Tubes themselves (at least not Italy, UK, or Japan made tubesets) are not terribly expensive. The big difference is what application they are used in and how they can be worked to achieve the desired result (be it the main triangle, fork, or stays).
The real expensive part is the tooling. Tooling is several thousand dollars and if you do low business, then the price of the final frame (to you) is higher. Higher business and it’s obviously lower. Our tooling pricing is typically pretty high because we have a ton of custom bends, clearances, crimping, alignments, and stuff on each frame and fork we make. But we sell enough frames that we can keep costs fairly low. Margins say we should be selling them higher, but that would make them unobtainable for most folks. Plus, if you decide to ride someone else’s frame because of cost, then you aren’t riding ours.

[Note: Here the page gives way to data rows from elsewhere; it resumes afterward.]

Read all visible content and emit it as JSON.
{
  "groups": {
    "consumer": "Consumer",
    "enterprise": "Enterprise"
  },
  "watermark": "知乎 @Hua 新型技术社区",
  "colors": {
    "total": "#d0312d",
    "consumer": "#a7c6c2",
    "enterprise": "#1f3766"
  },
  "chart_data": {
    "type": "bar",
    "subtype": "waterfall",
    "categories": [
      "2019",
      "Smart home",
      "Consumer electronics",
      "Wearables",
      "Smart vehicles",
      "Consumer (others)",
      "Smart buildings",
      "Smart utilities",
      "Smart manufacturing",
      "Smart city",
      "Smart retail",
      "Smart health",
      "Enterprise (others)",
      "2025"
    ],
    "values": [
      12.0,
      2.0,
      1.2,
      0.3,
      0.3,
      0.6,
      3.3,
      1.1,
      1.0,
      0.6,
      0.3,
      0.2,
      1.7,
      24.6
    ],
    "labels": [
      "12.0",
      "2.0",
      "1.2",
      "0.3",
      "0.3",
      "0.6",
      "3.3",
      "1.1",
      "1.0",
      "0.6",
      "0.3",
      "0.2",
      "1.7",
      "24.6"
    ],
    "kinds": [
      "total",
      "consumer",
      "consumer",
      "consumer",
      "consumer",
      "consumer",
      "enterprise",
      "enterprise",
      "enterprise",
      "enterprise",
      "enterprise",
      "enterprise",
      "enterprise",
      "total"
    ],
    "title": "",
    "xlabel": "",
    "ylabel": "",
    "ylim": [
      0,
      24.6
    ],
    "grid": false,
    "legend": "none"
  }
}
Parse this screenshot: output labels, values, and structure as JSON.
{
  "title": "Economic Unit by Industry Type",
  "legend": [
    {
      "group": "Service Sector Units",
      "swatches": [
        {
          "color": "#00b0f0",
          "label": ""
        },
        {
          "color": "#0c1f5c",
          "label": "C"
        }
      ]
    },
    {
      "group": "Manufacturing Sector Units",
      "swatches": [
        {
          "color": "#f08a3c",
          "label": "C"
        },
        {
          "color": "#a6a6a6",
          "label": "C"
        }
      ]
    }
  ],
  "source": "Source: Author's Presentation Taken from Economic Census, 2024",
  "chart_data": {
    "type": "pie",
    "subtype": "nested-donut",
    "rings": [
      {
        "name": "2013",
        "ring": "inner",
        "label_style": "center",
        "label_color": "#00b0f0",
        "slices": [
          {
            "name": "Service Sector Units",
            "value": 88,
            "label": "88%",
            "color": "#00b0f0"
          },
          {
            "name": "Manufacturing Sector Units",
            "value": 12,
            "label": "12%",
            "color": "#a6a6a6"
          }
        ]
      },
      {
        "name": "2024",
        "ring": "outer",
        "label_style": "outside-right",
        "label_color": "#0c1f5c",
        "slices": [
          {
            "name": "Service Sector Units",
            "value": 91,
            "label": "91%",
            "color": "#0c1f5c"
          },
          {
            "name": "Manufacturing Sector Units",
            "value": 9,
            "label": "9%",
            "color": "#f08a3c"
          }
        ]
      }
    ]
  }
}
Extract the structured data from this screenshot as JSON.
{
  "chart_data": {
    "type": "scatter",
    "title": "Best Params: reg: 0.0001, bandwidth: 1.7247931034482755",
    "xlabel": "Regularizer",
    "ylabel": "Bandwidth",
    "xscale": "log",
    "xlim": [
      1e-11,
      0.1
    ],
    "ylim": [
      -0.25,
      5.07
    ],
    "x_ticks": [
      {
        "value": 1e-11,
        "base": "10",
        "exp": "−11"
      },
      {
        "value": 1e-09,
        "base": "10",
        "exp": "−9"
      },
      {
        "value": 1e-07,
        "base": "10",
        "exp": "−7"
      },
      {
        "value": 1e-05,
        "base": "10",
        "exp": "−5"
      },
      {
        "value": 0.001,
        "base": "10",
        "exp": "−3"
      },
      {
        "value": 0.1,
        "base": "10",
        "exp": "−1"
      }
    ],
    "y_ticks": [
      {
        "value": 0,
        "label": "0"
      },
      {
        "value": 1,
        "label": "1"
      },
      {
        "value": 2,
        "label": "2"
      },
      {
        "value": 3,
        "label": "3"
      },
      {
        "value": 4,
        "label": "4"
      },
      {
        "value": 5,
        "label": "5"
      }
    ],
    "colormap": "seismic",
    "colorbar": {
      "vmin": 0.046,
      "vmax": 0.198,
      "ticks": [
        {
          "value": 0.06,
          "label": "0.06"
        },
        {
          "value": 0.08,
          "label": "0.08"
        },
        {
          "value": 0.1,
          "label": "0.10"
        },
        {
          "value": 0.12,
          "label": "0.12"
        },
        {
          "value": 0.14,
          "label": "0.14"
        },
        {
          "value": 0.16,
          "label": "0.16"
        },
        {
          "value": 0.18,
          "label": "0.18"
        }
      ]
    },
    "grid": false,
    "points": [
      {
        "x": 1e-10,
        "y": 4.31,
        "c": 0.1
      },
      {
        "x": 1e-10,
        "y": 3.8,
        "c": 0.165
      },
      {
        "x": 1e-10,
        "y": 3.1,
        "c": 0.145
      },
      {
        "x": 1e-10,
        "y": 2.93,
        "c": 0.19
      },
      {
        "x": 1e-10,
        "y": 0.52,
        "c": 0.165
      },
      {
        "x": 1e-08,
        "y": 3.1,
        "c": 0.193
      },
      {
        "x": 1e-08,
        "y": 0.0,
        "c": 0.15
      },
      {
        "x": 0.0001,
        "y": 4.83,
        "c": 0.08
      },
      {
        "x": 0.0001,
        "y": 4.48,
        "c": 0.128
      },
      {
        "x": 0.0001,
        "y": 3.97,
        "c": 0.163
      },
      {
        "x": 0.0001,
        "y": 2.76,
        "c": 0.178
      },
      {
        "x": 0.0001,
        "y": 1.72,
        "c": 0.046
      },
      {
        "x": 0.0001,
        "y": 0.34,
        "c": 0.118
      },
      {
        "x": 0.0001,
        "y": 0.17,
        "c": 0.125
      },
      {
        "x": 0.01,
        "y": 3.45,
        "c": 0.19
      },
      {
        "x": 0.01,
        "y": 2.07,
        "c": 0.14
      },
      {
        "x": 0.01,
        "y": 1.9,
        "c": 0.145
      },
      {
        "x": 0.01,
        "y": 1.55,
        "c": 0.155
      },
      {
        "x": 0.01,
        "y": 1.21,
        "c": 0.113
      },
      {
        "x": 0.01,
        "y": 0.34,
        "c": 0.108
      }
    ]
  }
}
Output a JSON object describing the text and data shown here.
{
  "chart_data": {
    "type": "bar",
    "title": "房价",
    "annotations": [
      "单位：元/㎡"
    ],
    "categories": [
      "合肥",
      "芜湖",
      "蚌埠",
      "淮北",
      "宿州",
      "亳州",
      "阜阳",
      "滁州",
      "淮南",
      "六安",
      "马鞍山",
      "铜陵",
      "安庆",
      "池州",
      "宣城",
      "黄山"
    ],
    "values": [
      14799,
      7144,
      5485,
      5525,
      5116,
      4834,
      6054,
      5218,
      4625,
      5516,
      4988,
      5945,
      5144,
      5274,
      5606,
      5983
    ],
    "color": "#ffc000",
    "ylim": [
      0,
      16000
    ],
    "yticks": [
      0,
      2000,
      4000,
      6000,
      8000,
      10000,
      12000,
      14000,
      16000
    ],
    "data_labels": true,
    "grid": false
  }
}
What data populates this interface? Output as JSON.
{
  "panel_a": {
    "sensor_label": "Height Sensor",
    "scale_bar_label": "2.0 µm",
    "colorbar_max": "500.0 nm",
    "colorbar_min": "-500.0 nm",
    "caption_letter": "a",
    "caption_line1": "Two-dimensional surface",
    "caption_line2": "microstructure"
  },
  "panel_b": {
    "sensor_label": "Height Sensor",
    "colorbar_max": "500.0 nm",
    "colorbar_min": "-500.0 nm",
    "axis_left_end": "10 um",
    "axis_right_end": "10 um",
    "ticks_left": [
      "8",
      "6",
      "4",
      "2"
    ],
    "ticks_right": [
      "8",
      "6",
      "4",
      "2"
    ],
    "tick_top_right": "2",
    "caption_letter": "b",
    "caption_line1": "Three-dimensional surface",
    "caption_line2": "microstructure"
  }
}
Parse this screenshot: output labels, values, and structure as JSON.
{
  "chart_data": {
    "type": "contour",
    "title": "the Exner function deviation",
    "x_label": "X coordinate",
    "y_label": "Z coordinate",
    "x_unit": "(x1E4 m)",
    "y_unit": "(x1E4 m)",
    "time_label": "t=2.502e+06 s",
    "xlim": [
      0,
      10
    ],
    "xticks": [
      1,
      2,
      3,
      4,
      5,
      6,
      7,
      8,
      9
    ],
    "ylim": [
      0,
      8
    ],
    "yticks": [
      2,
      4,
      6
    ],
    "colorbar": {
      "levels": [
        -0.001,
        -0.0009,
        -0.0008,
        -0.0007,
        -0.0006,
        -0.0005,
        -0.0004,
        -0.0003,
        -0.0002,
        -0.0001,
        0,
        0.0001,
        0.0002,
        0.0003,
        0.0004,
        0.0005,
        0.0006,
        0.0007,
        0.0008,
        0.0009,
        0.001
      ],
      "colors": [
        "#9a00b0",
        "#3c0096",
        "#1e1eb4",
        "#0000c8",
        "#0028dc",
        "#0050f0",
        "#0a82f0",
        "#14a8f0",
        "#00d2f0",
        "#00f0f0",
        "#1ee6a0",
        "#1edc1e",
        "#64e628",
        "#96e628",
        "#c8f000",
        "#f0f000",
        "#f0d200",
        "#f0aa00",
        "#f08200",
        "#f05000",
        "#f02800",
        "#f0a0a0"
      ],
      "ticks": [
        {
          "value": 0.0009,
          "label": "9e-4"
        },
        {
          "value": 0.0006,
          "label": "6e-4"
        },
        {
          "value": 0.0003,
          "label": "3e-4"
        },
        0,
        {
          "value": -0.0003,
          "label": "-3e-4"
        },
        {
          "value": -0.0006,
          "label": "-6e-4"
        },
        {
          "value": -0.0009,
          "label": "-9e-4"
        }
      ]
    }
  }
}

There’s also the cost of the all the doodles and braze-ons you put on the frameset. Dropouts, lugs, re-inforcements, all that jazz. While individually they are cheap, but when you have 13 star re-inforcement dingles on a frame and fork, they stack up quick. Oh, and if you design your own dropouts, cnc them, or cast them. $$$$
There’s different levels of testing. I have ridden a lot of older production and second-hand custom frames that I know would not pass testing standards today. Taiwan values safety and standards very highly which is why super lightweight frames for a variety of riders is very hard and time consuming to build.
Oh and all that above goes same for a fork.
Once you get into fancy, non-made-in-TW tubing from Columbus and Reynolds, the timeline is tripled. And is that stuff notably better than the equivalent butted and designed madeinTW stuff, I don’t think so. It’s the same, just with a sticker.